Pinegar concluded: “The pilot line looks great and we are excited about the possibilities for the future. Critical Manufacturing has proved itself as an invaluable and adaptable partner and its MES gives us the flexibility we need to incorporate our own modules. Executives have seen the potential and are asking what it would take to roll out the MES everywhere in half the time! What we can achieve depends on many different factors.”
Additional advice from Craig Pinegar on delivering a successful MES project:
- Have a deep understanding of physical processes and information flows. There is no substitute for walking manufacturing processes, tracing information flows, and observing handoffs and decisions made by real people in the real world.
- The end game for the MES is to become data driven.
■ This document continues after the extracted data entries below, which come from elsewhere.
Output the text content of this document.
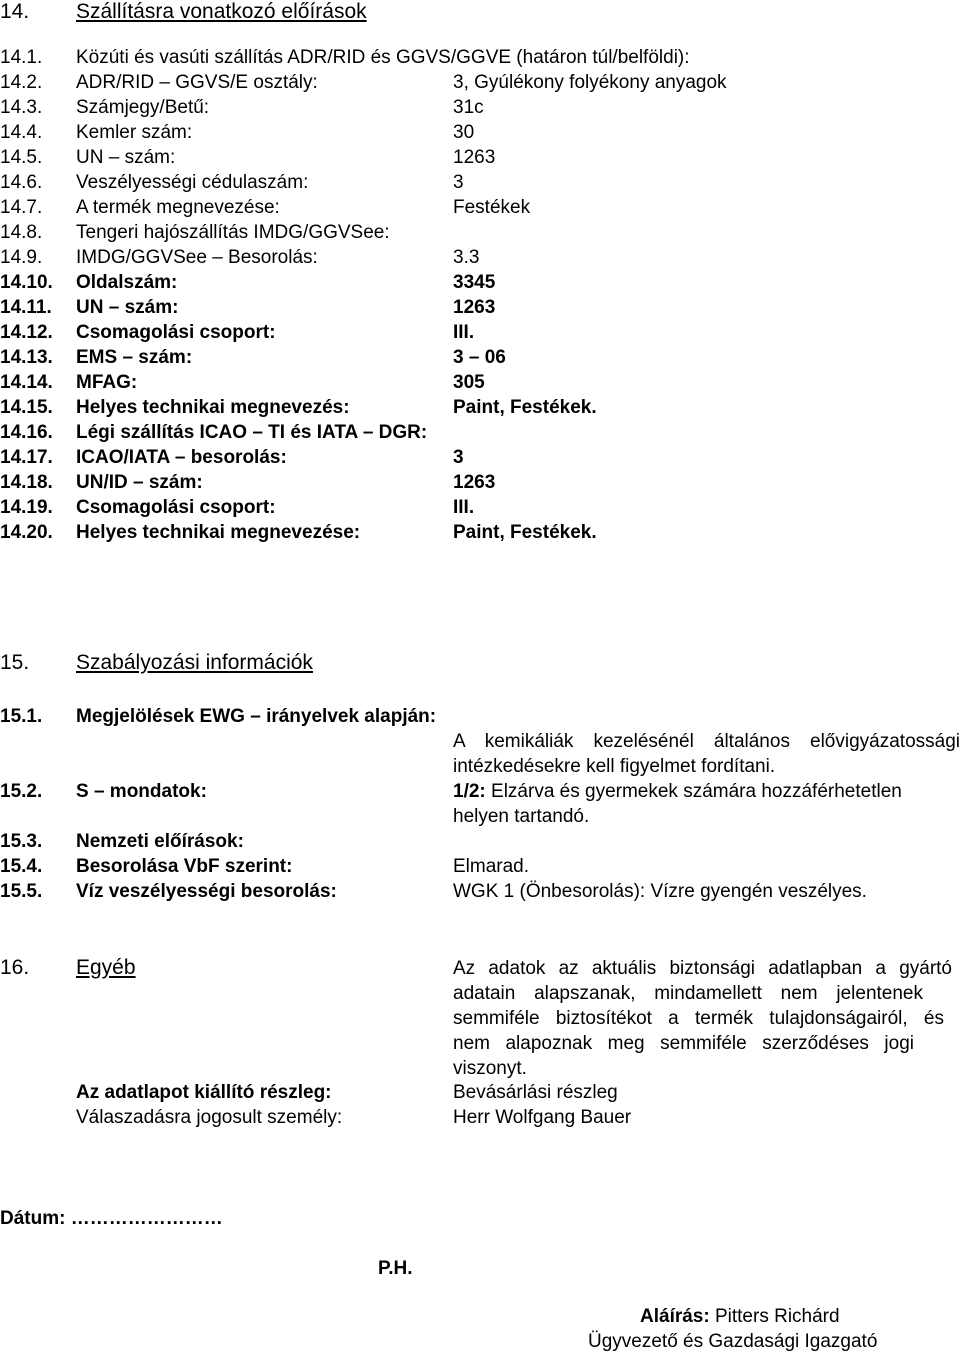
14. Szállításra vonatkozó előírások
14.1. Közúti és vasúti szállítás ADR/RID és GGVS/GGVE (határon túl/belföldi):
14.2. ADR/RID – GGVS/E osztály:	3, Gyúlékony folyékony anyagok
14.3. Számjegy/Betű:	31c
14.4. Kemler szám:	30
14.5. UN – szám:	1263
14.6. Veszélyességi cédulaszám:	3
14.7. A termék megnevezése:	Festékek
14.8. Tengeri hajószállítás IMDG/GGVSee:
14.9. IMDG/GGVSee – Besorolás:	3.3
14.10. Oldalszám:	3345
14.11. UN – szám:	1263
14.12. Csomagolási csoport:	III.
14.13. EMS – szám:	3 – 06
14.14. MFAG:	305
14.15. Helyes technikai megnevezés:	Paint, Festékek.
14.16. Légi szállítás ICAO – TI és IATA – DGR:
14.17. ICAO/IATA – besorolás:	3
14.18. UN/ID – szám:	1263
14.19. Csomagolási csoport:	III.
14.20. Helyes technikai megnevezése:	Paint, Festékek.
15. Szabályozási információk
15.1. Megjelölések EWG – irányelvek alapján:
A kemikáliák kezelésénél általános elővigyázatossági
intézkedésekre kell figyelmet fordítani.
15.2. S – mondatok:	1/2: Elzárva és gyermekek számára hozzáférhetetlen
helyen tartandó.
15.3. Nemzeti előírások:
15.4. Besorolása VbF szerint:	Elmarad.
15.5. Víz veszélyességi besorolás:	WGK 1 (Önbesorolás): Vízre gyengén veszélyes.
16. Egyéb	Az adatok az aktuális biztonsági adatlapban a gyártó
adatain alapszanak, mindamellett nem jelentenek
semmiféle biztosítékot a termék tulajdonságairól, és
nem alapoznak meg semmiféle szerződéses jogi
viszonyt.
Az adatlapot kiállító részleg:	Bevásárlási részleg
Válaszadásra jogosult személy:	Herr Wolfgang Bauer
Dátum: ……………………
P.H.
Aláírás: Pitters Richárd
Ügyvezető és Gazdasági Igazgató
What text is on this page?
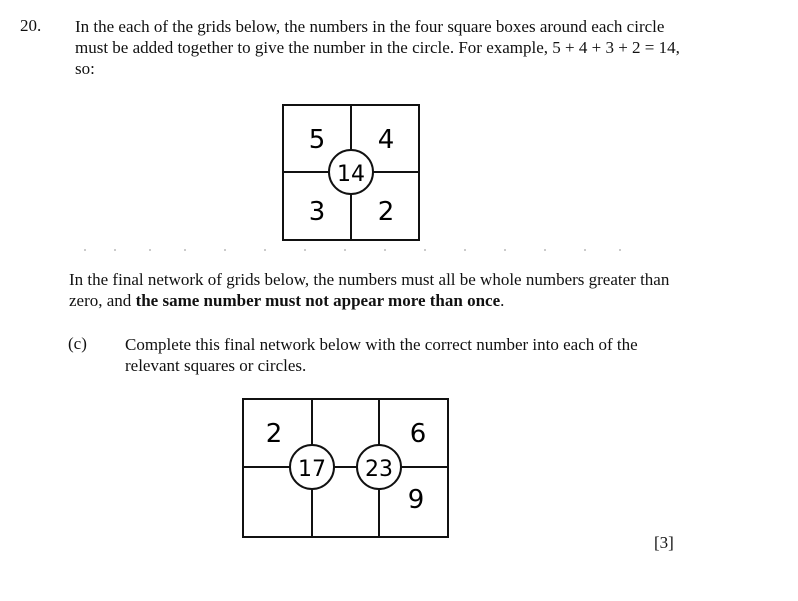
20. In the each of the grids below, the numbers in the four square boxes around each circle must be added together to give the number in the circle. For example, 5 + 4 + 3 + 2 = 14, so:

5 4
3 2
14

In the final network of grids below, the numbers must all be whole numbers greater than zero, and the same number must not appear more than once.

(c) Complete this final network below with the correct number into each of the relevant squares or circles.

2	6
9
17 23
[3]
Even while implementing, remember to collect and analyze data along the way.
- Focus first on collecting quality critical product attributes and process parameters.
- User experience matters—build GUI’s that make following the recipe “stupid simple” for the operator.
- Direct observation, anecdotal data, and empirical feedback are tremendously powerful together.
- Remember to design the MES to adapt, scale, and last.
- Any MES needs incredibly high availability, security, and disaster recovery by default.
- MES needs to scale vertically and horizontally, retain data for many years, and yet adapt to constant changes in product mix, manufacturing processes, and procedures.
- In a project such as this, with many moving parts, bad news happens—make sure it is communicated early and often so you make adjustments as you go.
- Software and process validation is vital. Time spent validating the right things costs much less than time spent in remediation.
- Validated correctly, an MES can eliminate the need for double human verification.